Stay away when Greece is burning.
Some more Greece can comeout from the blues.
So wait & watch upto few more months for better time to invest.



May 25, 2010

"emerging markets are much safer than the developed ones" = Coundn't agree more on this.It is a fact. Hope, funds flow towards India, the safest destination.
(2)"India’s sugar output is likely to exceed its annual demand of about 23 m tonnes for the first time in three years."=Will Indian sugar companies make money or not?What will be world out put?
(3)"we might actually end up with excess monsoons instead."= It is cyclical.It just might happen. Is no rains better than heavy rains?
Good News and bad News = Thanks for all that.



May 25, 2010

yr ideas are educative .make more specific and actionable pl


Rajkumar hallan

May 24, 2010

Your format of presentation is very nice and very well arranged. This gives important financial news in nutshell but with added value. Kudos!!! to you all guys.



May 23, 2010

Equitymaster predicted sensex will touch 21000 by June this year... and not 27000.
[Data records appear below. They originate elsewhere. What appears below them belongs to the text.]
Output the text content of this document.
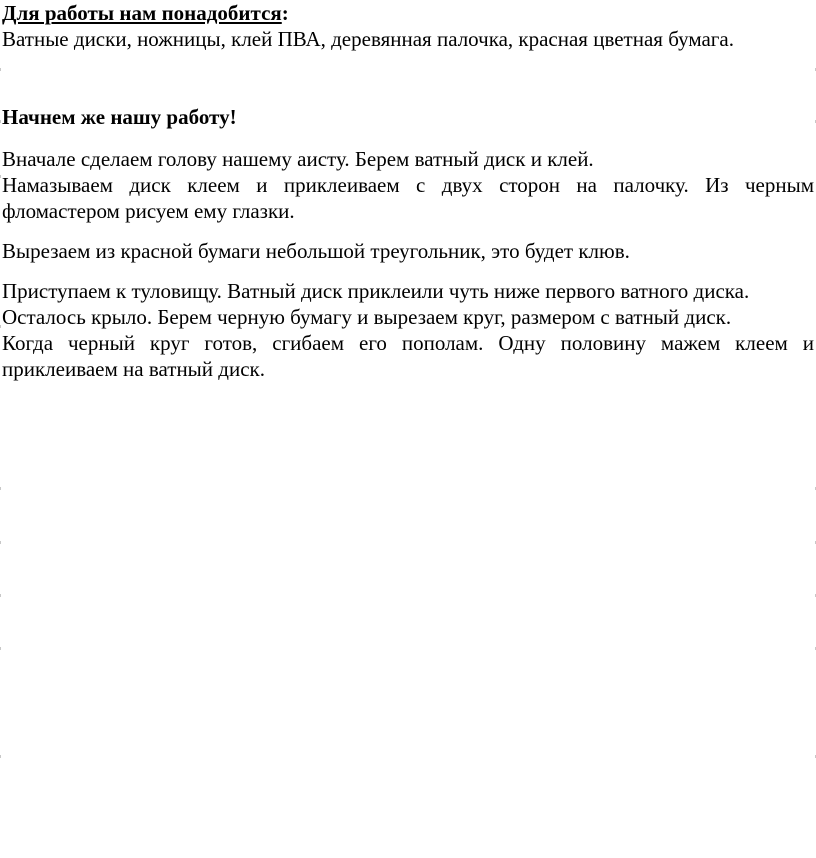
Для работы нам понадобится:

Ватные диски, ножницы, клей ПВА, деревянная палочка, красная цветная бумага.

Начнем же нашу работу!

Вначале сделаем голову нашему аисту. Берем ватный диск и клей.

Намазываем диск клеем и приклеиваем с двух сторон на палочку. Из черным фломастером рисуем ему глазки.

Вырезаем из красной бумаги небольшой треугольник, это будет клюв.

Приступаем к туловищу. Ватный диск приклеили чуть ниже первого ватного диска.

Осталось крыло. Берем черную бумагу и вырезаем круг, размером с ватный диск.

Когда черный круг готов, сгибаем его пополам. Одну половину мажем клеем и приклеиваем на ватный диск.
June is not yet started.. and who knows it will touch 21000 in next 30 days (approx 20 trading sessions).

Nevertheless, I am optimistic that Sensex will touch 21000 if not in June then at least by December'2010.



May 23, 2010

Hadn't u predicted that sensex will touch 27000 by June this year? The logic given then has not withstood the test of time. Most of the economists are out of touch with reality. They come up with theories that ignore human behaviour and therefore are wrong in their predictions.


Vikram Chandalia

May 22, 2010

Your format of presentation is very nice and very well arranged. This gives important financial news in nutshell but with added value. Kudos!!! to you all guys.


VB - Dubai

May 22, 2010

I think we are staring at a probability of 25-30% correction given the eminent slowdown in China. The stock market correction in Brazil, Russia and China are indicators pointing in that direction.Things can get worse if there is another shock from Eurozone.Challenging times ahead for Stocks this year, find it amusing that certain FIIs are projecting 19000-20000 levels by DEC 2010.